Contudo, se o trânsito nas ruas da Baixa parece ter melhorado um pouco nesta fase, já a Praça do Comércio ficou bastante mais complicada, em particular devido ao cruzamento das linhas de Algés e do Poço do Bispo, que terminavam nas duas raquetes aí existentes. A 13 de Outubro de 1946, a Carris optou por trocar estes terminais – até porque, especialmente no caso das carreiras de Algés, o benefício decorrente da possibilidade de transbordo na zona da Praça do Comércio não era assim tão significativo – e o 15, 15A e 15B transferiram-se para o que seria o seu terminal nos quarenta e cinco anos seguintes: a raquete do lado ocidental da Praça do Comércio. A 1 de Julho de 1947 este passou a ser o terminal oficial das carreiras também no período nocturno; e o 15, 15A e 15B estabilizaram definitivamente com zonas no Terreiro do Paço, Santos, Santo Amaro, Belém, Algés, Dafundo e Cruz Quebrada (ou Estádio).

Se o encurtamento ao Terreiro do Paço motivou bastantes críticas devido à necessidade de transbordo – com penalização tarifária – nas viagens de e para a Baixa, bem como na correspondência com carreiras dos eixos Sul/Norte, que foram simultaneamente encurtadas aos Restauradores ou Martim Moniz, a poupança que com isso se conseguiu no tempo de viagem conduziu a um aumento significativo na frequência da carreira. Este aumento foi também conseguido graças ao processo de aumento da frota de eléctricos que a empresa conseguiu recomeçar a partir do final da guerra. Ainda assim, a 8 de Janeiro de 1948 um levantamento feito pela Direcção-Geral dos Transportes Terrestres dava conta dos mesmos seis carros ordinários em circulação no 15, sete no 15B, e apenas nove (contra os antigos onze) no 15A, a que se juntavam seis carros extraordinários para serviço nas duas carreiras da Praça do Comércio – a do Dafundo e a do Poço do Bispo. No final de 1950, a oferta no 15 e 15B tinha ainda assim aumentado bastante, sendo a frequência de treze a quinze minutos até às 21h, em ambas as carreiras, e reduzida para 27 minutos (mantendo-se a do 15 nos treze minutos) até à uma da manhã. Já o 15A continuava a circular apenas aos dias úteis com intervalos entre os doze e os treze minutos, sugerindo que deixara de haver a perfeita alternância entre os destinos que caracterizava as antigas partidas do Rossio.
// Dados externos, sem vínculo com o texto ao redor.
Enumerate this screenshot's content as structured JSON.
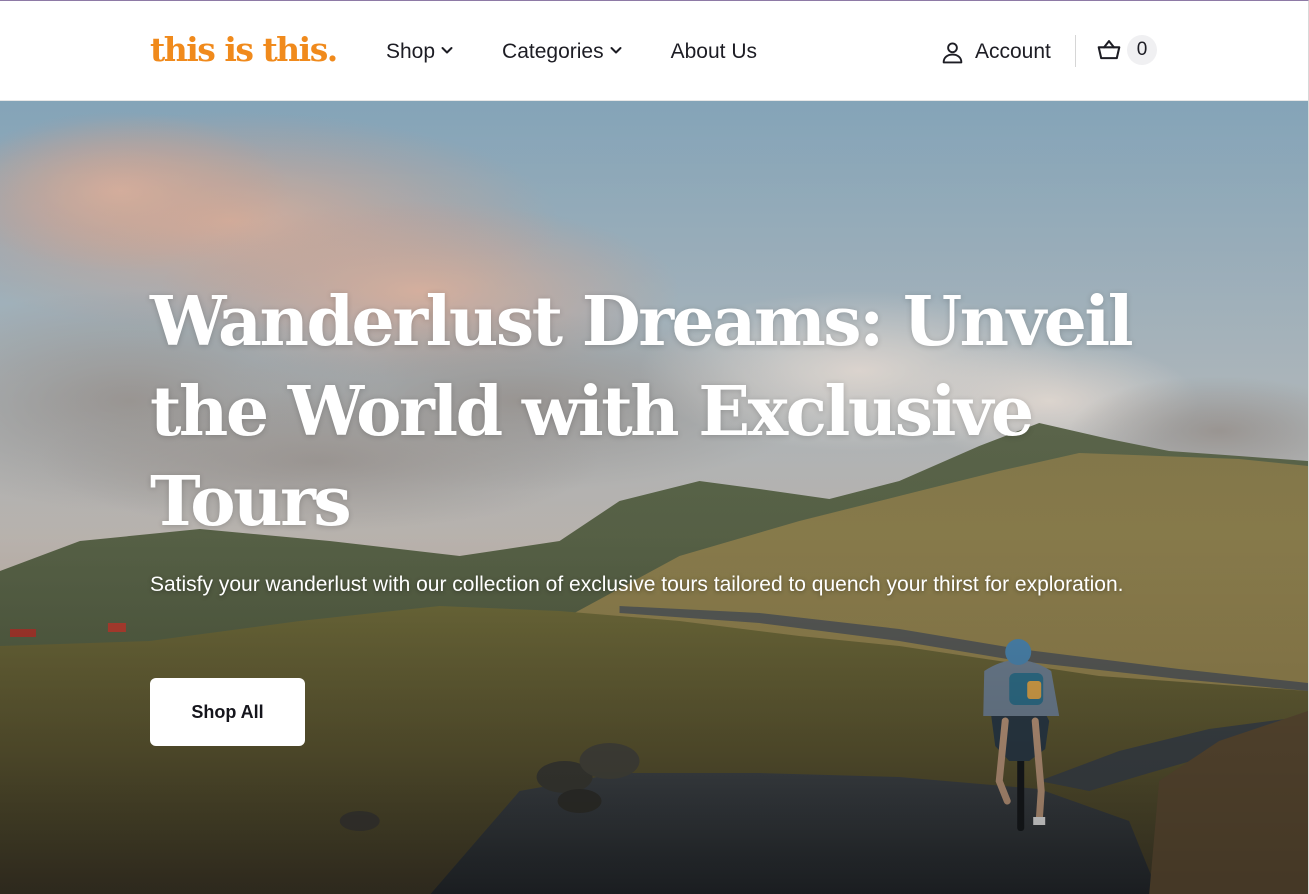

É também importante observar que o encurtamento à Praça do Comércio trouxe outro problema prático para a família do 15, que foi a impossibilidade de continuar a utilizar carros atrelados. Se o 15 propriamente dito já não os usava nunca, uma vez que a inversão no Dafundo era realizada com recurso a agulhas, tirando partido dos carros bidireccionais, em Algés havia uma raquete que possibilitava o emprego de atrelados no 15A. Não é porém garantido que estes ainda fossem usados nesta fase: os dados disponíveis sugerem que os carros desta linha eram já todos os chamados “carros grandes abertos”, os maiores de que a empresa dispunha, e que a prática nos anos seguintes continuou a ser a de usar os maiores veículos bidireccionais existentes para estas carreiras. É porém possível que, nomeadamente em dias de eventos em Monsanto ou no Estádio Nacional, os carros extraordinários com início no Cais do Sodré ou em Santos recorressem a atrelados – há inclusivamente fotografias, já dos anos oitenta, que mostram eléctricos atrelados a realizar o percurso entre o Cais do Sodré e o Estádio Nacional.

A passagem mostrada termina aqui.